In this guest column, entrepreneurial strategist, Paul Broadfoot (pictured below), who is also author of Xcelerate: Innovate your Business Model, Disrupt your Market and Fast-hack into the Future says too many of us often confuse disruption for innovation…
Disruption and innovation are seen as the coolest toys in the sandpit right now. Yet these terms have been around for decades, so why are we all keen to play with them now? Clayton Christensen coined the term disruptive innovation in his 1995 Harvard Business Review article ‘Disruptive Technologies – catching the wave’. He then went on to detail the theory in his book The Innovator’s Dilemma in 1997.
According to Christensen, disruption is a process whereby a newer market entrant introduces a product or service that caters to segments of the market that incumbents have overlooked or whose offering is less appealing. The new offerings are often not as good as the incumbents, but are often cheaper. The new offering thus finds a foothold in the market, from which the new entrant can improve performance to the point where an incumbent’s mainstream customers start switching to the disruptor.
A good example of a disruptor is Virgin Blue when they first entered the Australian skies in 2000. Their offer to customers was restricted meals, baggage and flexibility in return for much cheaper airfares. This attracted the attention of a previously unserved segment of travellers who couldn’t afford to fly between capital cities and thus tended to drive.

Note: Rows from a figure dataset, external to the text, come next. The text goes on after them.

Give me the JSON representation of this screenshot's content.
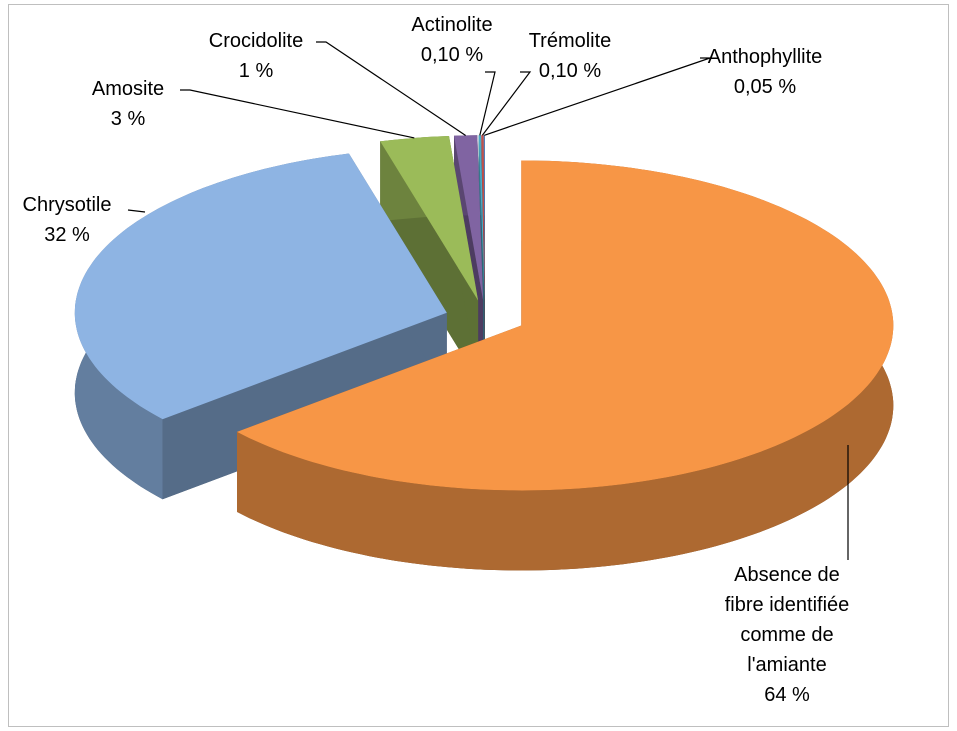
{
  "chart_data": {
    "type": "pie",
    "categories": [
      "Absence de fibre identifiée comme de l'amiante",
      "Chrysotile",
      "Amosite",
      "Crocidolite",
      "Actinolite",
      "Trémolite",
      "Anthophyllite"
    ],
    "values": [
      64,
      32,
      3,
      1,
      0.1,
      0.1,
      0.05
    ],
    "value_labels": [
      "64 %",
      "32 %",
      "3 %",
      "1 %",
      "0,10 %",
      "0,10 %",
      "0,05 %"
    ],
    "colors": [
      "#f79646",
      "#8eb4e3",
      "#9bbb59",
      "#8064a2",
      "#4bacc6",
      "#c0504d",
      "#4f81bd"
    ]
  }
}
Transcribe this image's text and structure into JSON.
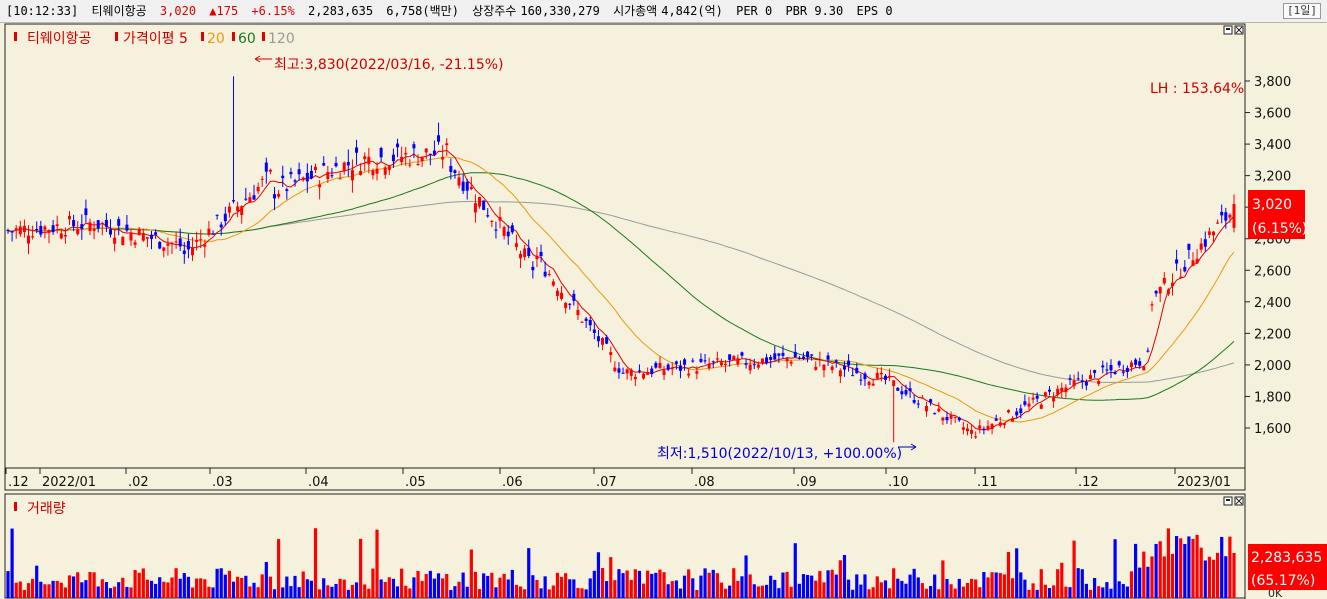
{
  "infobar": {
    "time": "[10:12:33]",
    "name": "티웨이항공",
    "price": "3,020",
    "change": "▲175",
    "change_pct": "+6.15%",
    "volume": "2,283,635",
    "amount": "6,758(백만)",
    "listed_label": "상장주수",
    "listed": "160,330,279",
    "mktcap_label": "시가총액",
    "mktcap": "4,842(억)",
    "per": "PER 0",
    "pbr": "PBR 9.30",
    "eps": "EPS 0",
    "timeframe": "[1일]"
  },
  "price_panel": {
    "legend_name": "티웨이항공",
    "legend_ma_label": "가격이평 5",
    "legend_ma20": "20",
    "legend_ma60": "60",
    "legend_ma120": "120",
    "high_note": "최고:3,830(2022/03/16, -21.15%)",
    "low_note": "최저:1,510(2022/10/13, +100.00%)",
    "lh_note": "LH : 153.64%",
    "current_price": "3,020",
    "current_pct": "(6.15%)"
  },
  "volume_panel": {
    "title": "거래량",
    "current_volume": "2,283,635",
    "current_pct": "(65.17%)",
    "zero_label": "0K"
  },
  "colors": {
    "up": "#ff0000",
    "down": "#0000ff",
    "ma5": "#e00000",
    "ma20": "#e89a10",
    "ma60": "#1a7a1a",
    "ma120": "#9a9a9a",
    "background": "#f5f1dc"
  },
  "chart_data": {
    "type": "candlestick",
    "price_axis_ticks": [
      "3,800",
      "3,600",
      "3,400",
      "3,200",
      "3,000",
      "2,800",
      "2,600",
      "2,400",
      "2,200",
      "2,000",
      "1,800",
      "1,600"
    ],
    "price_axis_values": [
      3800,
      3600,
      3400,
      3200,
      3000,
      2800,
      2600,
      2400,
      2200,
      2000,
      1800,
      1600
    ],
    "ylim": [
      1400,
      3950
    ],
    "x_tick_labels": [
      ".12",
      "2022/01",
      ".02",
      ".03",
      ".04",
      ".05",
      ".06",
      ".07",
      ".08",
      ".09",
      ".10",
      ".11",
      ".12",
      "2023/01"
    ],
    "monthly_path": [
      {
        "month": "2021/12",
        "start": 2850,
        "end": 2900
      },
      {
        "month": "2022/01",
        "start": 2900,
        "end": 2750
      },
      {
        "month": "2022/02",
        "start": 2700,
        "end": 3200
      },
      {
        "month": "2022/03",
        "start": 3100,
        "end": 3300
      },
      {
        "month": "2022/04",
        "start": 3300,
        "end": 3350
      },
      {
        "month": "2022/05",
        "start": 3300,
        "end": 2600
      },
      {
        "month": "2022/06",
        "start": 2700,
        "end": 1950
      },
      {
        "month": "2022/07",
        "start": 1950,
        "end": 2000
      },
      {
        "month": "2022/08",
        "start": 2000,
        "end": 2050
      },
      {
        "month": "2022/09",
        "start": 2050,
        "end": 1900
      },
      {
        "month": "2022/10",
        "start": 1900,
        "end": 1560
      },
      {
        "month": "2022/11",
        "start": 1570,
        "end": 1850
      },
      {
        "month": "2022/12",
        "start": 1850,
        "end": 2050
      },
      {
        "month": "2023/01",
        "start": 2400,
        "end": 3020
      }
    ],
    "high": {
      "value": 3830,
      "date": "2022/03/16"
    },
    "low": {
      "value": 1510,
      "date": "2022/10/13"
    },
    "last_close": 3020,
    "last_volume": 2283635
  }
}
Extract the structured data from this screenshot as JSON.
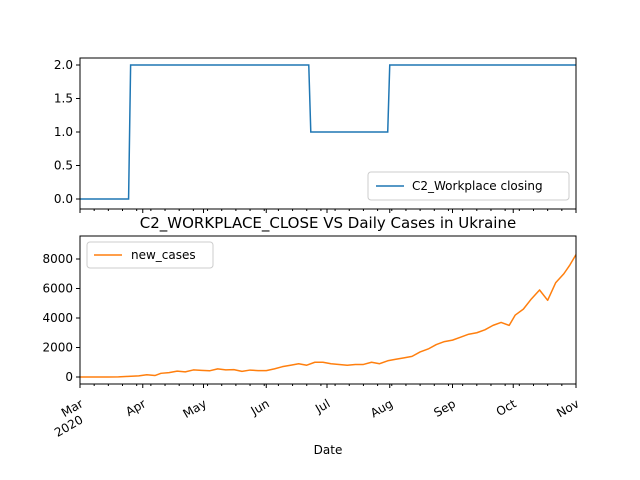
{
  "chart_data": [
    {
      "type": "line",
      "title": "",
      "xlabel": "",
      "ylabel": "",
      "ylim": [
        0.0,
        2.0
      ],
      "yticks": [
        "0.0",
        "0.5",
        "1.0",
        "1.5",
        "2.0"
      ],
      "legend_position": "lower-right",
      "grid": false,
      "series": [
        {
          "name": "C2_Workplace closing",
          "color": "#1f77b4",
          "points": [
            [
              "2020-03-01",
              0
            ],
            [
              "2020-03-25",
              0
            ],
            [
              "2020-03-26",
              2
            ],
            [
              "2020-06-22",
              2
            ],
            [
              "2020-06-23",
              1
            ],
            [
              "2020-07-31",
              1
            ],
            [
              "2020-08-01",
              2
            ],
            [
              "2020-11-01",
              2
            ]
          ]
        }
      ]
    },
    {
      "type": "line",
      "title": "C2_WORKPLACE_CLOSE VS Daily Cases in Ukraine",
      "xlabel": "Date",
      "ylabel": "",
      "ylim": [
        0,
        8000
      ],
      "yticks": [
        "0",
        "2000",
        "4000",
        "6000",
        "8000"
      ],
      "x_tick_labels": [
        {
          "date": "2020-03-01",
          "label": "Mar",
          "sublabel": "2020"
        },
        {
          "date": "2020-04-01",
          "label": "Apr"
        },
        {
          "date": "2020-05-01",
          "label": "May"
        },
        {
          "date": "2020-06-01",
          "label": "Jun"
        },
        {
          "date": "2020-07-01",
          "label": "Jul"
        },
        {
          "date": "2020-08-01",
          "label": "Aug"
        },
        {
          "date": "2020-09-01",
          "label": "Sep"
        },
        {
          "date": "2020-10-01",
          "label": "Oct"
        },
        {
          "date": "2020-11-01",
          "label": "Nov"
        }
      ],
      "legend_position": "upper-left",
      "grid": false,
      "series": [
        {
          "name": "new_cases",
          "color": "#ff7f0e",
          "points": [
            [
              "2020-03-01",
              0
            ],
            [
              "2020-03-15",
              0
            ],
            [
              "2020-03-20",
              10
            ],
            [
              "2020-03-25",
              40
            ],
            [
              "2020-03-30",
              80
            ],
            [
              "2020-04-03",
              150
            ],
            [
              "2020-04-07",
              100
            ],
            [
              "2020-04-10",
              250
            ],
            [
              "2020-04-14",
              300
            ],
            [
              "2020-04-18",
              400
            ],
            [
              "2020-04-22",
              350
            ],
            [
              "2020-04-26",
              480
            ],
            [
              "2020-04-30",
              450
            ],
            [
              "2020-05-04",
              420
            ],
            [
              "2020-05-08",
              550
            ],
            [
              "2020-05-12",
              480
            ],
            [
              "2020-05-16",
              500
            ],
            [
              "2020-05-20",
              380
            ],
            [
              "2020-05-24",
              470
            ],
            [
              "2020-05-28",
              430
            ],
            [
              "2020-06-01",
              430
            ],
            [
              "2020-06-05",
              550
            ],
            [
              "2020-06-09",
              700
            ],
            [
              "2020-06-13",
              800
            ],
            [
              "2020-06-17",
              900
            ],
            [
              "2020-06-21",
              800
            ],
            [
              "2020-06-25",
              1000
            ],
            [
              "2020-06-29",
              1000
            ],
            [
              "2020-07-03",
              900
            ],
            [
              "2020-07-07",
              850
            ],
            [
              "2020-07-11",
              800
            ],
            [
              "2020-07-15",
              850
            ],
            [
              "2020-07-19",
              850
            ],
            [
              "2020-07-23",
              1000
            ],
            [
              "2020-07-27",
              900
            ],
            [
              "2020-07-31",
              1100
            ],
            [
              "2020-08-04",
              1200
            ],
            [
              "2020-08-08",
              1300
            ],
            [
              "2020-08-12",
              1400
            ],
            [
              "2020-08-16",
              1700
            ],
            [
              "2020-08-20",
              1900
            ],
            [
              "2020-08-24",
              2200
            ],
            [
              "2020-08-28",
              2400
            ],
            [
              "2020-09-01",
              2500
            ],
            [
              "2020-09-05",
              2700
            ],
            [
              "2020-09-09",
              2900
            ],
            [
              "2020-09-13",
              3000
            ],
            [
              "2020-09-17",
              3200
            ],
            [
              "2020-09-21",
              3500
            ],
            [
              "2020-09-25",
              3700
            ],
            [
              "2020-09-29",
              3500
            ],
            [
              "2020-10-02",
              4200
            ],
            [
              "2020-10-06",
              4600
            ],
            [
              "2020-10-10",
              5300
            ],
            [
              "2020-10-14",
              5900
            ],
            [
              "2020-10-18",
              5200
            ],
            [
              "2020-10-22",
              6400
            ],
            [
              "2020-10-26",
              7000
            ],
            [
              "2020-10-29",
              7600
            ],
            [
              "2020-11-01",
              8300
            ]
          ]
        }
      ]
    }
  ]
}
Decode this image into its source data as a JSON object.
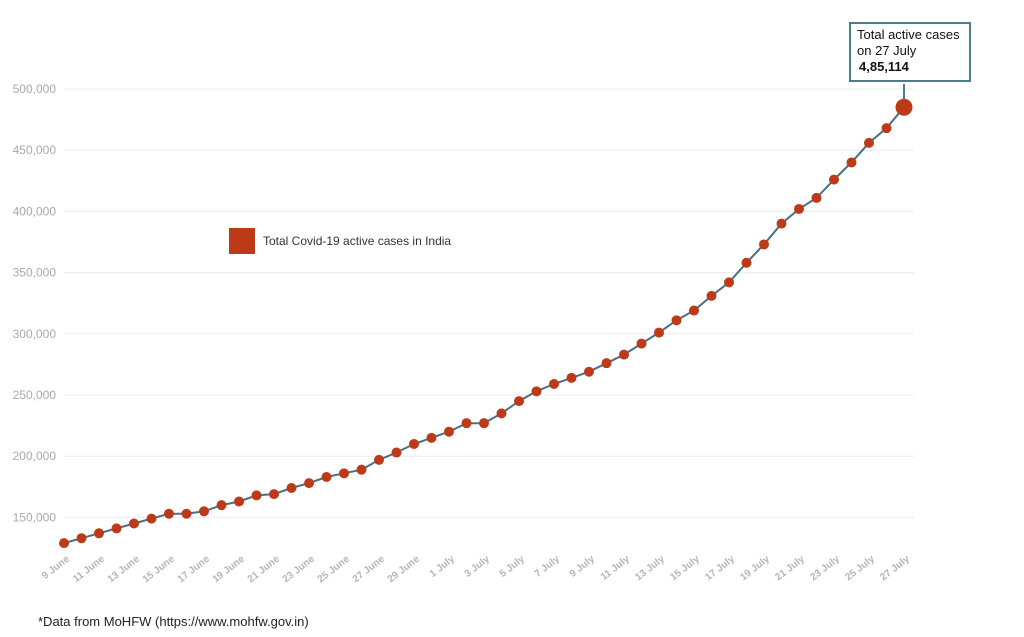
{
  "chart_data": {
    "type": "line",
    "title": "",
    "xlabel": "",
    "ylabel": "",
    "ylim": [
      125000,
      500000
    ],
    "yticks": [
      150000,
      200000,
      250000,
      300000,
      350000,
      400000,
      450000,
      500000
    ],
    "ytick_labels": [
      "150,000",
      "200,000",
      "250,000",
      "300,000",
      "350,000",
      "400,000",
      "450,000",
      "500,000"
    ],
    "grid": true,
    "legend_position": "upper-left inside plot",
    "x": [
      "9 June",
      "10 June",
      "11 June",
      "12 June",
      "13 June",
      "14 June",
      "15 June",
      "16 June",
      "17 June",
      "18 June",
      "19 June",
      "20 June",
      "21 June",
      "22 June",
      "23 June",
      "24 June",
      "25 June",
      "26 June",
      "27 June",
      "28 June",
      "29 June",
      "30 June",
      "1 July",
      "2 July",
      "3 July",
      "4 July",
      "5 July",
      "6 July",
      "7 July",
      "8 July",
      "9 July",
      "10 July",
      "11 July",
      "12 July",
      "13 July",
      "14 July",
      "15 July",
      "16 July",
      "17 July",
      "18 July",
      "19 July",
      "20 July",
      "21 July",
      "22 July",
      "23 July",
      "24 July",
      "25 July",
      "26 July",
      "27 July"
    ],
    "x_tick_labels": [
      "9 June",
      "11 June",
      "13 June",
      "15 June",
      "17 June",
      "19 June",
      "21 June",
      "23 June",
      "25 June",
      "27 June",
      "29 June",
      "1 July",
      "3 July",
      "5 July",
      "7 July",
      "9 July",
      "11 July",
      "13 July",
      "15 July",
      "17 July",
      "19 July",
      "21 July",
      "23 July",
      "25 July",
      "27 July"
    ],
    "series": [
      {
        "name": "Total Covid-19 active cases in India",
        "color": "#bd3a18",
        "line_color": "#4a6f82",
        "values": [
          129000,
          133000,
          137000,
          141000,
          145000,
          149000,
          153000,
          153000,
          155000,
          160000,
          163000,
          168000,
          169000,
          174000,
          178000,
          183000,
          186000,
          189000,
          197000,
          203000,
          210000,
          215000,
          220000,
          227000,
          227000,
          235000,
          245000,
          253000,
          259000,
          264000,
          269000,
          276000,
          283000,
          292000,
          301000,
          311000,
          319000,
          331000,
          342000,
          358000,
          373000,
          390000,
          402000,
          411000,
          426000,
          440000,
          456000,
          468000,
          485114
        ]
      }
    ],
    "annotation": {
      "line1": "Total active cases",
      "line2": "on 27 July",
      "value": "4,85,114"
    }
  },
  "footer": {
    "source": "*Data from MoHFW (https://www.mohfw.gov.in)"
  }
}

By 2011 when Virgin Blue became Virgin Australia, they were competing with Qantas and had gained market share from mainstream holiday and business travellers.
Many companies work hard at launching something new into their market – a better TV, a better pharmaceutical, a better muesli bar. These companies are not disruptors but innovators, working to bring a superior product to market and attract mainstream customers.
Great examples of innovators are Gillette, which always launch new blades and razors, Arnott’s, which launch new biscuits, and LG, which launch new TVs.
Unlike disruptors, new users are not added to the market with each innovation, but switching from the old product to the newer, better one is a result.
So if disruptors add new users to a market and innovators add better products to the same users, a company that does both is called an xcelerator.
How to disrupt, innovate and xcelerate your business growth
|Disruptor||Initially Inferior||Add new users to market|
|Innovator||Superior||Same market size|
|Xcelerator||Superior||Add new users to the market|
It’s not enough anymore to focus just on innovating your products and services because it’s no longer a guarantee of success in a market that is changing faster than all current generations have ever seen. It’s also not easy to come up with new products or services, especially if you’re under attack from the latest competition.
This is why you must become an xcelerator, a company that innovates their business model and disrupts their market at the same time.
You have to spend time innovating the way your company works, which you do through the Xcelerate framework:
- Business model – what your income-generating asset and activity is (one of 24 types in today’s market) e.g. digital: distribution?
- Revenue model – how you charge your customers e.g. own or rent? How many parties involved?
- Communication model – the way you go to market e.g. face to face or word of mouth?
- Differentiation model – the way you differentiate from your competition e.g. price, product or service?
You must disrupt your own thinking and learn to innovate the way you work if you want to be a successful organisation that stays in the game.